Rivertone

© Ulli Scharrer

Straubing

Von Jean Stand. Im niederbayerischen Straubing vertraut man seit vergangenem Jahr auf eine gesunde Mischung aus Mainstream-Jazz, Soul, Funk sowie hochkarätigen Künstlern, die das „gewisse Etwas“ mitbringen. 2018 war das die furiose Session von Gotan-Mitgliedern, diesmal versprühte Dee Dee Bridgewater mit ihrem frankophilen Programm rund um ihr 2005er Album J‘ai deux amours den Hauch des Besonderen. Festival-Chefin Karin Vuskovic verlässt sich gerne auf Strahlkraft und Bühnenpräsenz schillernder Stars. Der Publikumszuspruch gibt ihr recht, denn Rivertone ist kein herkömmliches Jazz-Festival, will es aber auch gar nicht sein. Es möchte seine Leute gut verpflegen, ihnen etwas wirklich Besonderes bieten und sie vor allem auf die Beine bringen. Das gelingt schon am ersten Abend, als der Opener, die Neutral Ground Brass Band aus Amsterdam, ihren Gig stilecht als Marching Band ins Innere des Festzelts verlagert und so das Publikum perfekt auf Showtime einstimmt. Die folgt dann mit dem Auftritt von Multitalent Judith Hill (voc, g, p) mit Mutter Michiko an den Keyboards und Vater Peewee am funkigen Bass. Sie trägt ihr grooviges Soulprogramm mit viel Leidenschaft und Spirit vor. Wer etwas für die Allianz von italienischem Machismo und markiger Soul-Performance übrighat, der steht auch auf Mario Biondi, von vielen als die europäische Antwort auf Barry White bezeichnet. Spätestens mit seiner Version des Klassikers „Nightshift“ zieht der Italo-Crooner das Publikum voll in seinen Bann. Das Quartett von Roman und Julian Wasserfuhr, ergänzt um den brillanten Paul Heller (ts), hängt dem Rivertone in diesem Jahr das Jazzmäntelchen um. Das Publikum, auch jenes, das in erster Linie kommt, um niveauvoll unterhalten zu werden oder das Tanzbein zu schwingen, honoriert das. Die Gebrüder mischen ausgeklügelte Versionen von Pop-Klassikern mit Jazz und behalten dennoch den Mut zu dissonanteren und kollektiv improvisierten Passagen.

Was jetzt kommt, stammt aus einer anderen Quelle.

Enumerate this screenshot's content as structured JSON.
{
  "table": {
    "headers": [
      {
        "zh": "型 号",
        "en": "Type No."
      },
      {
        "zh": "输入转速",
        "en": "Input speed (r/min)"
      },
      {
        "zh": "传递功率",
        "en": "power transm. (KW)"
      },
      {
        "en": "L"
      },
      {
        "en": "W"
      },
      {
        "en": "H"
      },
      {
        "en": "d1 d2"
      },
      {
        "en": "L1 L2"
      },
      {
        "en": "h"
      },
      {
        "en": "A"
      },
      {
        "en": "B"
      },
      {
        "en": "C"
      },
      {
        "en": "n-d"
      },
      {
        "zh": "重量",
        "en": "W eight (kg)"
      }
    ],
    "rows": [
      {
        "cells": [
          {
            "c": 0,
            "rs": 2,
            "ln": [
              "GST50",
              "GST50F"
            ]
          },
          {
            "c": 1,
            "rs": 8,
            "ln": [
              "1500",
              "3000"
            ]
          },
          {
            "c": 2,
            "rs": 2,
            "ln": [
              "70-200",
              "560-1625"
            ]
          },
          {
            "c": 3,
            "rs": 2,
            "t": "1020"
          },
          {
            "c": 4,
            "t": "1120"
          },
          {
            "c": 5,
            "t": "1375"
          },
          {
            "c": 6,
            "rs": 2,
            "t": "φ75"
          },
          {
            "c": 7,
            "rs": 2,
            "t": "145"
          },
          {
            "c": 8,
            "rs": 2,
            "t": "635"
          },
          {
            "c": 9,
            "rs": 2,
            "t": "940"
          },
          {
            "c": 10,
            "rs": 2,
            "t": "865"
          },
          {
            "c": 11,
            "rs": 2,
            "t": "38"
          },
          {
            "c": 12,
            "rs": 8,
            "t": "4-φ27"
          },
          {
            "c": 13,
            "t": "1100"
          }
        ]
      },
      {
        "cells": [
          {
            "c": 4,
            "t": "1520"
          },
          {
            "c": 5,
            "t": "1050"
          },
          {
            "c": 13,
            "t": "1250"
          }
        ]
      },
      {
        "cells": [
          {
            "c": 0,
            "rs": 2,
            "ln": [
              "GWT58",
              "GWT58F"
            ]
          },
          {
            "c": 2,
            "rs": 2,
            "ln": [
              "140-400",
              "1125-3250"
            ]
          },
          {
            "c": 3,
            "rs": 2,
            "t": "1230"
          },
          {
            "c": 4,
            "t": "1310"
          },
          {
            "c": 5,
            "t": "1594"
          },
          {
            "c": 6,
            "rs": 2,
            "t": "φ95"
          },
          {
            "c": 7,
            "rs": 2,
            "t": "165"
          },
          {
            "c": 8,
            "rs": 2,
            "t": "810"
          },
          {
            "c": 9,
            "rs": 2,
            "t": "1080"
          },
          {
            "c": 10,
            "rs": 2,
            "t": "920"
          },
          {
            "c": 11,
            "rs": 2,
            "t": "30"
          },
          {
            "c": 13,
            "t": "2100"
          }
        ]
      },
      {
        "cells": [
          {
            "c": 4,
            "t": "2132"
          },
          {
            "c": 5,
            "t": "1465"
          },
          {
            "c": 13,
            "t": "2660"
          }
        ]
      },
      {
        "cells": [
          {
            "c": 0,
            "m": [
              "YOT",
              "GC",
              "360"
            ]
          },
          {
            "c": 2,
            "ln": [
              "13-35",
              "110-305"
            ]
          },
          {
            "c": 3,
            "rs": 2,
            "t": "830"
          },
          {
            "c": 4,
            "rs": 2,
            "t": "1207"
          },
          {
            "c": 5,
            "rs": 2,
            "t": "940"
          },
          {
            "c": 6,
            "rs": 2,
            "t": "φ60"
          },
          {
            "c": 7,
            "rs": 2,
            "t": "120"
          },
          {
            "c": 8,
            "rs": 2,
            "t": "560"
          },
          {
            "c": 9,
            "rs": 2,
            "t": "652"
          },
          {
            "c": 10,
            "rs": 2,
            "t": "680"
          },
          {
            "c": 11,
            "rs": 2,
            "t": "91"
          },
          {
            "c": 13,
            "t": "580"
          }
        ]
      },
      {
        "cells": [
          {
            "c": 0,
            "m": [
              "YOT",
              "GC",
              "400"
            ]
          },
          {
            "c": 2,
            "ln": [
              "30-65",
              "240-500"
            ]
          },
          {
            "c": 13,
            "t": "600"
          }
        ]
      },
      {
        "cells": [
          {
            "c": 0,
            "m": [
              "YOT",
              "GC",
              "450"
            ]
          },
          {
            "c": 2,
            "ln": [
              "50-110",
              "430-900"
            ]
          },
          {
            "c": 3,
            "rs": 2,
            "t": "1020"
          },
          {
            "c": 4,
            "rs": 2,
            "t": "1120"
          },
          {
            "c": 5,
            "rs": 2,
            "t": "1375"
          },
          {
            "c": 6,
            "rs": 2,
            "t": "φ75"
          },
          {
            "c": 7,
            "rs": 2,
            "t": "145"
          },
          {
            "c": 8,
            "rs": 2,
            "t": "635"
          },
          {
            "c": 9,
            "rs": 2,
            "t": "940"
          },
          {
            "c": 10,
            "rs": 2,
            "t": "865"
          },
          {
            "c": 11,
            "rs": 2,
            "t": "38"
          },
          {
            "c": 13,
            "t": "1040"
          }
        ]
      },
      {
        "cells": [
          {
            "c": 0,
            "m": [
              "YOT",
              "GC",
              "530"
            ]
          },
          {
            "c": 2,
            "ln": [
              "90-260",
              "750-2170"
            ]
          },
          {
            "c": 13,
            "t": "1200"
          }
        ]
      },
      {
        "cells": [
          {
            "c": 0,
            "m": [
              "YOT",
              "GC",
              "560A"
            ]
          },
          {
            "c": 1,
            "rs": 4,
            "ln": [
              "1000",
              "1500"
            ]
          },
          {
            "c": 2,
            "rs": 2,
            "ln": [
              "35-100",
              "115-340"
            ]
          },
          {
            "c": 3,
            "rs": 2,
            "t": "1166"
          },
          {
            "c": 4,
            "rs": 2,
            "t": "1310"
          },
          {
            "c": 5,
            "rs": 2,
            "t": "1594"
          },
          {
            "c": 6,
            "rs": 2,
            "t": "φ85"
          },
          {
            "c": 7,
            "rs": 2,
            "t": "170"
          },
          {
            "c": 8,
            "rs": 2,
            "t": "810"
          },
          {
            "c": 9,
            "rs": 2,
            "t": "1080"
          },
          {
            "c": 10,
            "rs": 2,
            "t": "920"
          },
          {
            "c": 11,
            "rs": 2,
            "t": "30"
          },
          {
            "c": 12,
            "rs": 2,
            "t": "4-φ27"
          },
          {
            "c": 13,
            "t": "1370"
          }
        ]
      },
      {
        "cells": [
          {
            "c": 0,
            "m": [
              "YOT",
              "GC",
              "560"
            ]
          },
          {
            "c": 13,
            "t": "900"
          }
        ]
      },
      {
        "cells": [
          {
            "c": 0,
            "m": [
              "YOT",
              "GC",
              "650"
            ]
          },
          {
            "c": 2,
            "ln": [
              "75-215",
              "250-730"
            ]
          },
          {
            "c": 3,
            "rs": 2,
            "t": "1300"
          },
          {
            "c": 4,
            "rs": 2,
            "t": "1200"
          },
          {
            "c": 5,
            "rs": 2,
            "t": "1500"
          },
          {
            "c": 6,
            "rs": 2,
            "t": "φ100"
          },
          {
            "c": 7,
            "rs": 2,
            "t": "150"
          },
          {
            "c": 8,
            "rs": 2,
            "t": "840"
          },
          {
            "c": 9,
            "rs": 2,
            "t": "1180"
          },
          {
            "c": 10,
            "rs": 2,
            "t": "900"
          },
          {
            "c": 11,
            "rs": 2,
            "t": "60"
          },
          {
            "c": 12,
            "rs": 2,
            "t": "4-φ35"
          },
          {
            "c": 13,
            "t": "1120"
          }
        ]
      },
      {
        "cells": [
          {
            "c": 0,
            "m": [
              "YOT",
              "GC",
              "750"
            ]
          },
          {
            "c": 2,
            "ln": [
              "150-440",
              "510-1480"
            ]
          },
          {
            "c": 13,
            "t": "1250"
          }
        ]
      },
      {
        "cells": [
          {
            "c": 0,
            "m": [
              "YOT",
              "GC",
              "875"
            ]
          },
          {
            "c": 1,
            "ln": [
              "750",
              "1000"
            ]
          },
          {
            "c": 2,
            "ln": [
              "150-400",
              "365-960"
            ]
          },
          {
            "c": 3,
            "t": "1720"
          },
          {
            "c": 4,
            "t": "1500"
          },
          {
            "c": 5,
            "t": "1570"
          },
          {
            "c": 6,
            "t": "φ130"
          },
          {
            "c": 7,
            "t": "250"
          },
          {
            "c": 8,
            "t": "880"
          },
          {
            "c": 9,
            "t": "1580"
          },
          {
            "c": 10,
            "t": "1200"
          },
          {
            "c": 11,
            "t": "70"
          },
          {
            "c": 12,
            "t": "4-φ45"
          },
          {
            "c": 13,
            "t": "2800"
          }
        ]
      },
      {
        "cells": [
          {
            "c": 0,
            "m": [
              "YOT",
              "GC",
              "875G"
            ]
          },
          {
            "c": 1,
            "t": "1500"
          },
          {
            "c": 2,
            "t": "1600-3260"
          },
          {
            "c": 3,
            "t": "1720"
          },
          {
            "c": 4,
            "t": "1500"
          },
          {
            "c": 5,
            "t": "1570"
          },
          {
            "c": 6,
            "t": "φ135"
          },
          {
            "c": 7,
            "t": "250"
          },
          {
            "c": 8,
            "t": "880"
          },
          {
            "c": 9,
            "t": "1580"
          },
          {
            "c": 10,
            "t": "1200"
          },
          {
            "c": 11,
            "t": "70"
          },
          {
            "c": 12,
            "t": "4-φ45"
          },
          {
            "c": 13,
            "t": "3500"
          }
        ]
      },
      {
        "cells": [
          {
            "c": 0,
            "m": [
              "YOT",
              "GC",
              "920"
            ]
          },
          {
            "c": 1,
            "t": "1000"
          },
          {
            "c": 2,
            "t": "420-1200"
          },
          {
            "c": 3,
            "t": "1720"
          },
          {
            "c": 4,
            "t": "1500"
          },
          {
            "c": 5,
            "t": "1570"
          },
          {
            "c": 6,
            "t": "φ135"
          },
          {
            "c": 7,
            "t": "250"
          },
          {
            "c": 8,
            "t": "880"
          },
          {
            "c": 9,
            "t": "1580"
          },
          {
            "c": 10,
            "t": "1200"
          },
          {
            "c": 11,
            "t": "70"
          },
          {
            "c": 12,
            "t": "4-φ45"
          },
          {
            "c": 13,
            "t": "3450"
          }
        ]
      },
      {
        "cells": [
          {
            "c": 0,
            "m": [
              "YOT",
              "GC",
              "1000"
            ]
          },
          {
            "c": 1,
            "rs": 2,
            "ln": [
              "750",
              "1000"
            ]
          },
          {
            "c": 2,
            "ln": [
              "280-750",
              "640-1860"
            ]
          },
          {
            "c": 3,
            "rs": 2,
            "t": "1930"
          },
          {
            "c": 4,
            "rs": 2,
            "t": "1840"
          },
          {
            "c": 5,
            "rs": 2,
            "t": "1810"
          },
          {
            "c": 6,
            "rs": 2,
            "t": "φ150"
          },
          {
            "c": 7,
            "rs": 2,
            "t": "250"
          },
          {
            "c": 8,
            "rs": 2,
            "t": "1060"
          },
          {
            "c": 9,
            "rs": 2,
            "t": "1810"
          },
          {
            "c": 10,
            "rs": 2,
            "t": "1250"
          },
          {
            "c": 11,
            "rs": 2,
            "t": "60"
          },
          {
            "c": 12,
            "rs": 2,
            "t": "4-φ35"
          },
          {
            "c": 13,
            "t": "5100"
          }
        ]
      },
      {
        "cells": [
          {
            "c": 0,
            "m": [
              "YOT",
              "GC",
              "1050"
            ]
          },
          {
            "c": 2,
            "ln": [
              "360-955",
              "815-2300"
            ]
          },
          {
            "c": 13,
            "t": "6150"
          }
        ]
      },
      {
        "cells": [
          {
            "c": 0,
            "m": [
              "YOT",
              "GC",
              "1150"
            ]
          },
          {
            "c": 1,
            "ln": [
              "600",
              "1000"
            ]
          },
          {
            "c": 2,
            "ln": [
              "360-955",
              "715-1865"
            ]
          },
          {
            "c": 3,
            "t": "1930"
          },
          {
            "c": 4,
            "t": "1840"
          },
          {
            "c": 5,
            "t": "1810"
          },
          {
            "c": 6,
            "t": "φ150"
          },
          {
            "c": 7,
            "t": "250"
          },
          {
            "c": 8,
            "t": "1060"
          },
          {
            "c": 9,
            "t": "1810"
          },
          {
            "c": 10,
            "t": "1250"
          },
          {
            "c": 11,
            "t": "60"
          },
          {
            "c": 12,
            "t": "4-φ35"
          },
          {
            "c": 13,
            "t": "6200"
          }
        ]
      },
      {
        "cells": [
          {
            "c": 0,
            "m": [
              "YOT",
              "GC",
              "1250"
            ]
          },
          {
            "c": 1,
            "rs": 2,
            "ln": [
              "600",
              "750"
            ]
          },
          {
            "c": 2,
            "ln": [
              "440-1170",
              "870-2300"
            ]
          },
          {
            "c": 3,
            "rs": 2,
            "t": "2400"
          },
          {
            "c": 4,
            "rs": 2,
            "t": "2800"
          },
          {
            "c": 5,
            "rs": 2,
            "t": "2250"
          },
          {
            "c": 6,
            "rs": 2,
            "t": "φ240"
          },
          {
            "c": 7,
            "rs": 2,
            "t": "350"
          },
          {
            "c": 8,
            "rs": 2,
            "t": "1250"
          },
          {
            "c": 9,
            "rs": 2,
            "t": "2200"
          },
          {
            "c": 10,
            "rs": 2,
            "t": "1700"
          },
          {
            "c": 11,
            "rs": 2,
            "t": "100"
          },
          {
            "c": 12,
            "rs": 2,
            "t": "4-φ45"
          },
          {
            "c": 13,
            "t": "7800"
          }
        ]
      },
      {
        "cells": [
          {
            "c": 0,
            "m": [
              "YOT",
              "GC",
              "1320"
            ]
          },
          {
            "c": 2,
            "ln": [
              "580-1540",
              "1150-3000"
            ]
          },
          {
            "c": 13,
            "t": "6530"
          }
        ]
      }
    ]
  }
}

„Macht es euch gemütlich“, so Dee Dee Bridgewater zu den sechs Frauen, die per Los ein „Meet and Greet“ mit der Diva gewonnen hatten. Sie stimmt sogar „Happy Birthday“ für eine von ihnen an. Immer dabei: Dee Dees Wuschelhund Daisy. Ein alter Rivertone-Bekannter, Minino Garay, der für Bridgewater Cajon und Becken streichelt, sorgt neben dem Akkordeon-Virtuosen Marc Berthoumieux, Bass und Gitarre für das gewünschte Flair in Mrs. Bridgewaters Chanson-Programm. Ein Abschluss mit der Funk-Ikone Candy Dulfer kann nur furios werden, das wusste die Festivalleitung bereits im Vorfeld und setzte daher auf die Niederländerin als Zugpferd für die Samstagnacht.

© Ulli Scharrer

Rivertone geht einen der möglichen Wege, die Festivals heutzutage offenstehen, indem es Musikliebhabern anspruchsvolle Live-Erlebnisse mit gehobenem Mainstream verschafft. Ergänzt durch Rahmenprogramme für Kinder und Lokalkolorit („Boarische Late Night Show“), gute Gastronomie in eleganter und festiver Atmosphäre bereichert es das Angebot in deutschen Landen um ein ganz besonderes Event mit eigener Ausstrahlung.